The problem is that existing methods of making carbon spheres have drawbacks.
They can be expensive or impractical, or they produce spheres that perform poorly in capturing carbon. Some use biomass, making them more environmentally friendly, but they require a chemical to activate them.
This is where the work of the Swansea team, based in the University’s Energy Safety Research Institute, represents a major advance.
It points the way towards a better, cleaner and greener way of producing carbon spheres.
The team adapted an existing method known as CVD – chemical vapour deposition. This involves using heat to apply a coating to a material.
Using pyromellitic acid as both carbon and oxygen source, they applied the CVD method at different temperatures, from 600-900 °C.
They then studied how efficiently the spheres were capturing CO2 at different pressures and temperatures
They found that:
- 800 °C was the optimum temperature for forming carbon spheres
- The ultramicropores in the spheres that were produced gave them a high carbon capture capacity at both atmospheric and lower pressures
- Specific surface area and total pore volume were influenced by the deposition temperature, leading to an appreciable change in overall carbon dioxide capture capacity
- At atmospheric pressure the highest CO2 adsorption capacities, measured in millimolars per gram, for the best carbon spheres, were around 4.0 at 0 °C and 2.9 at 25 °C.
This new approach brings several advantages over existing methods of producing carbon spheres.
It is alkali-free and it doesn’t need a catalyst to trigger the shaping of the spheres.
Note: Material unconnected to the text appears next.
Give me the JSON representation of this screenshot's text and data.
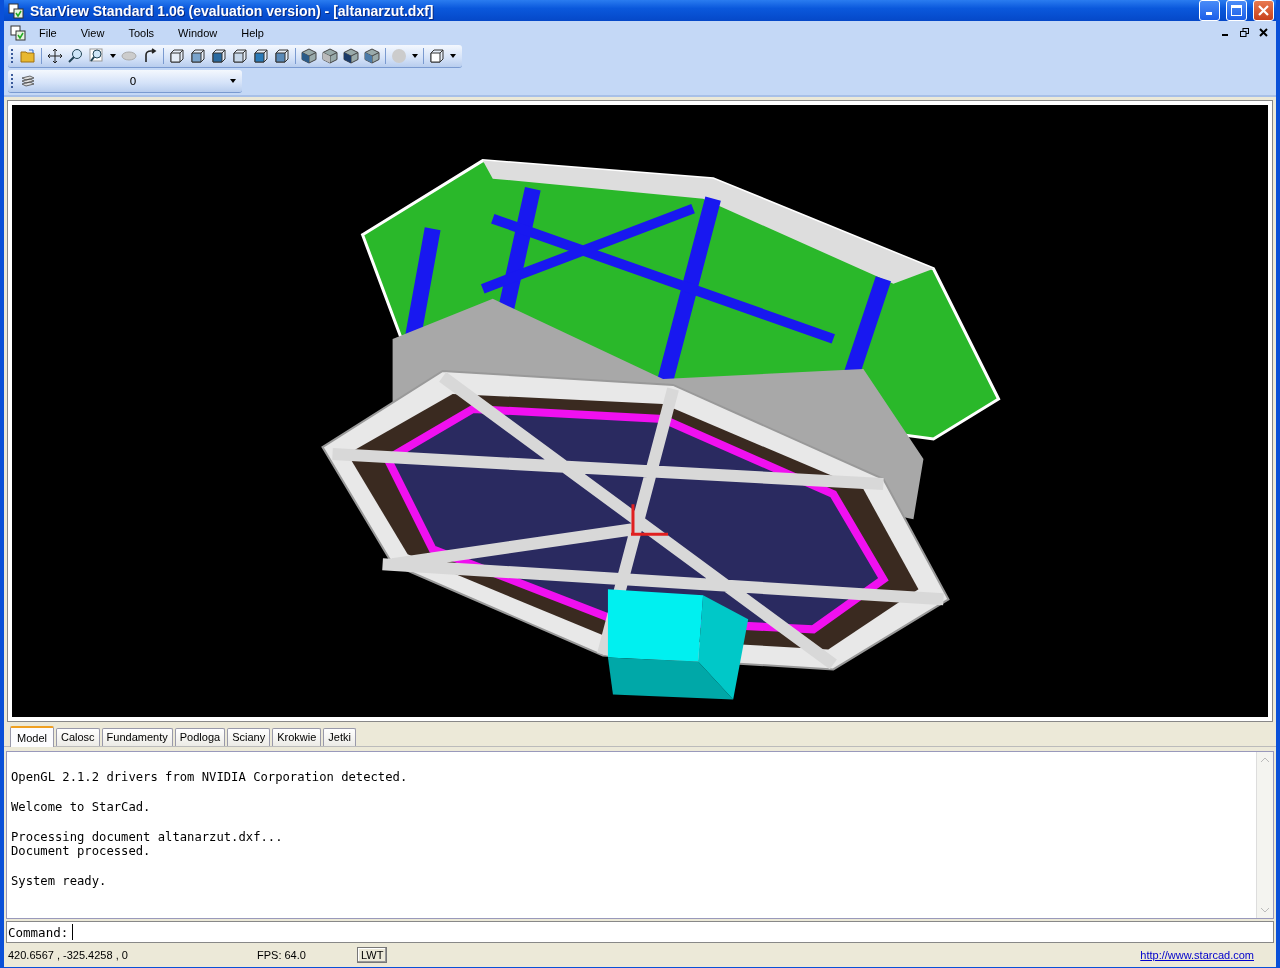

It uses a cheap and safe feedstock which is readily available in the market. There is no need for solvents to purify the material. It is also a rapid and safe procedure.
Dr Saeid Khodabakhshi of the Energy Safety Research Institute at Swansea University, who led the research, said:
“Carbon spheres are fast becoming vital products for a green and sustainable future. Our research shows a green and sustainable way of making them.
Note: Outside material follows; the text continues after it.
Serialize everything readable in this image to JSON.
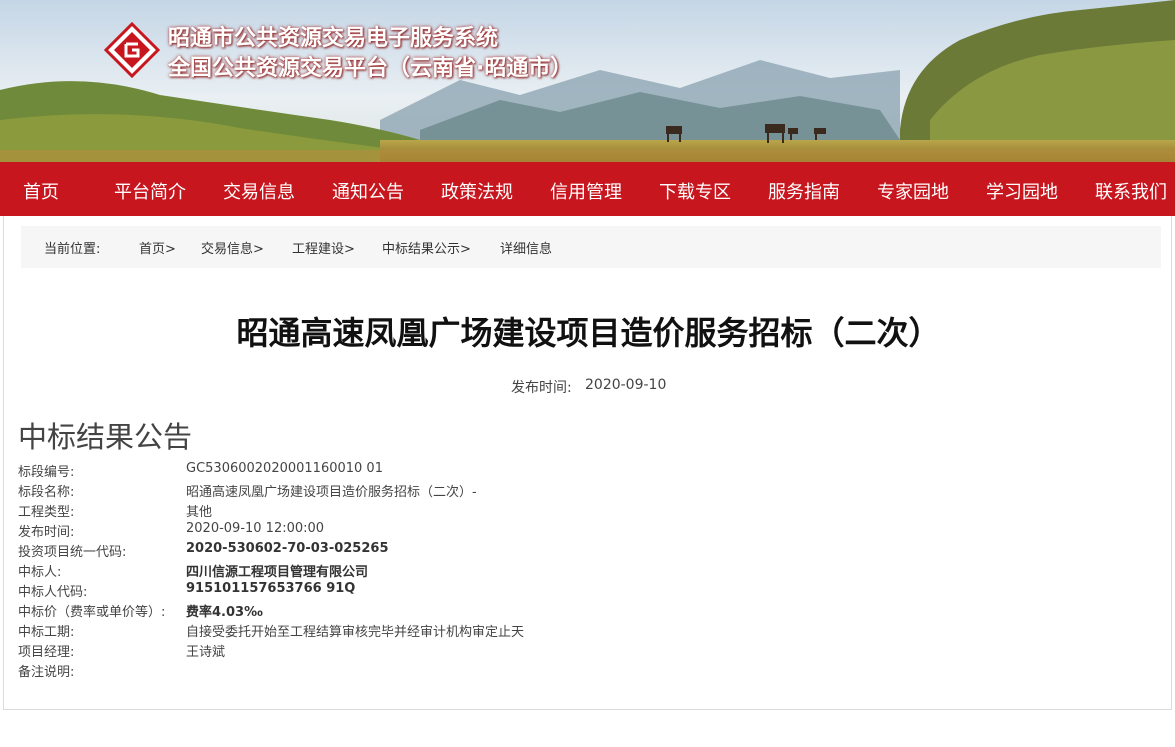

We demonstrated a safe, clean and rapid way of producing the spheres. Crucially, the micropores in our spheres means they perform very well in capturing carbon.
Unlike other CVD methods, our procedure can produce spheres at large scale without relying on hazardous gas and liquid feedstocks.
Carbon spheres are also being examined for potential use in batteries and supercapacitors.
So in time, they could become essential to renewable energy storage, just as they already are for carbon capture.”